Am 5. und 6. Juni 2018 trafen sich rund 200 Fachleute aus den fünf norddeutschen Ländern beim 7. Norddeutschen Archivtag in Hannover.


Das Sprengel Museum in Hannover war am 5. und 6. Juni 2018 Schauplatz des 7. Norddeutschen Archivtages. Dr. Christine van den Heuvel, Präsidentin des Niedersächsischen Landesarchivs, begrüßte rund 200 Archivarinnen und Archivare staatlicher, kommunaler, kirchlicher und Hochschularchive aus den fünf norddeutschen Bundesländern, die zwei Tage über das Thema „Benutzung: Gestern – Heute – Morgen“ diskutierten.

In seinem Grußwort hob Bürgermeister Thomas Hermann die Bedeutung der Archive für die Geschichte und für geschichtspolitische Diskussionen hervor. Dr.
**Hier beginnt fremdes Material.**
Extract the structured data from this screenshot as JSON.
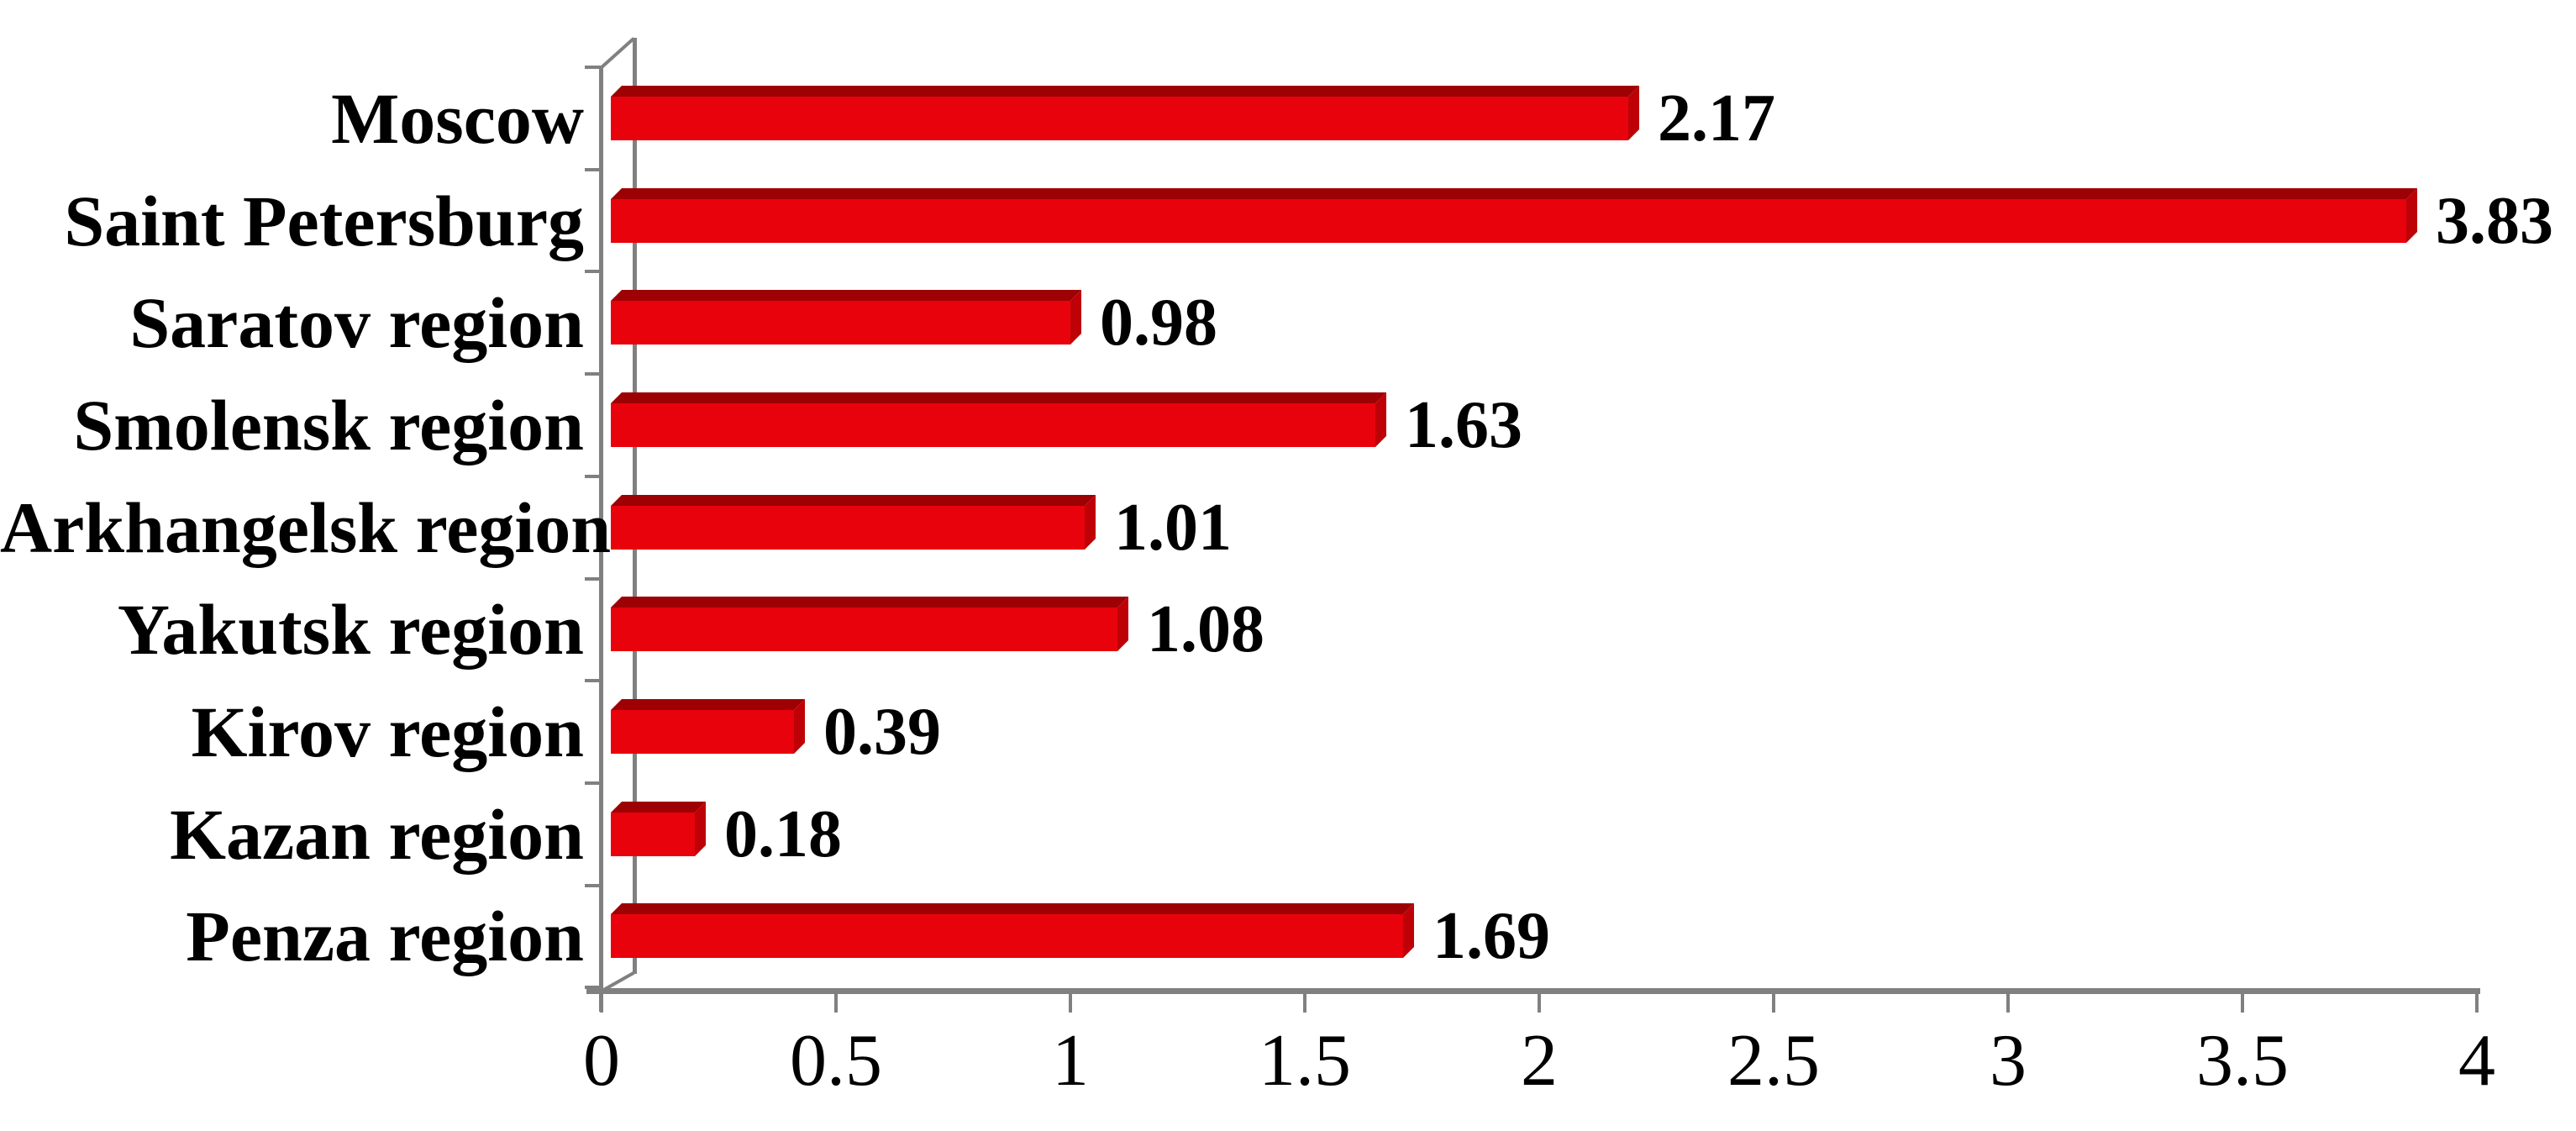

Jörg Mielke, Chef der Niedersächsischen Staatskanzlei, betonte die Bedeutung der Digitalisierung für die Archive und bewertete länderübergreifende Kooperationen auf diesem Feld als kluge Entscheidung der Archive. Die von Prof. Dr. Dr. Reiner Hering am Dienstagvormittag moderierte Aktuelle Stunde befasste sich unter anderem mit den „Nachgelassenen Schriften zur Archivwissenschaft“ des Historikers und langjährigen Leiters des Staatsarchivs Hannover, Adolf Brenneke. Der Herausgeber des frisch erschienenen Buches, Dr. Dietmar Schenk, stellte die Edition dem Publikum vor.
Thomas, Hermann, Bürgermeister der LH Hannover
Thomas Hermann, Bürgermeister der LH Hannover
Dr. Jörg Mielke, Chef der Nds. Staatskanzlei
Prof. Dr. Dr. Rainer Hering, Landesarchiv Schleswig-Holstein
Dr. Dietmar Schenk

Das Programm des Archivtages widmete sich sowohl der historischen Dimension der Benutzung von Archiven als auch der gegenwärtigen Situation in den Lesesälen. Die erste Sektion befasste sich unter anderem mit den Anfängen der Archivbenutzung vor 200 Jahren und den veränderten Bedingungen in Mecklenburg-Vorpommern nach 1990.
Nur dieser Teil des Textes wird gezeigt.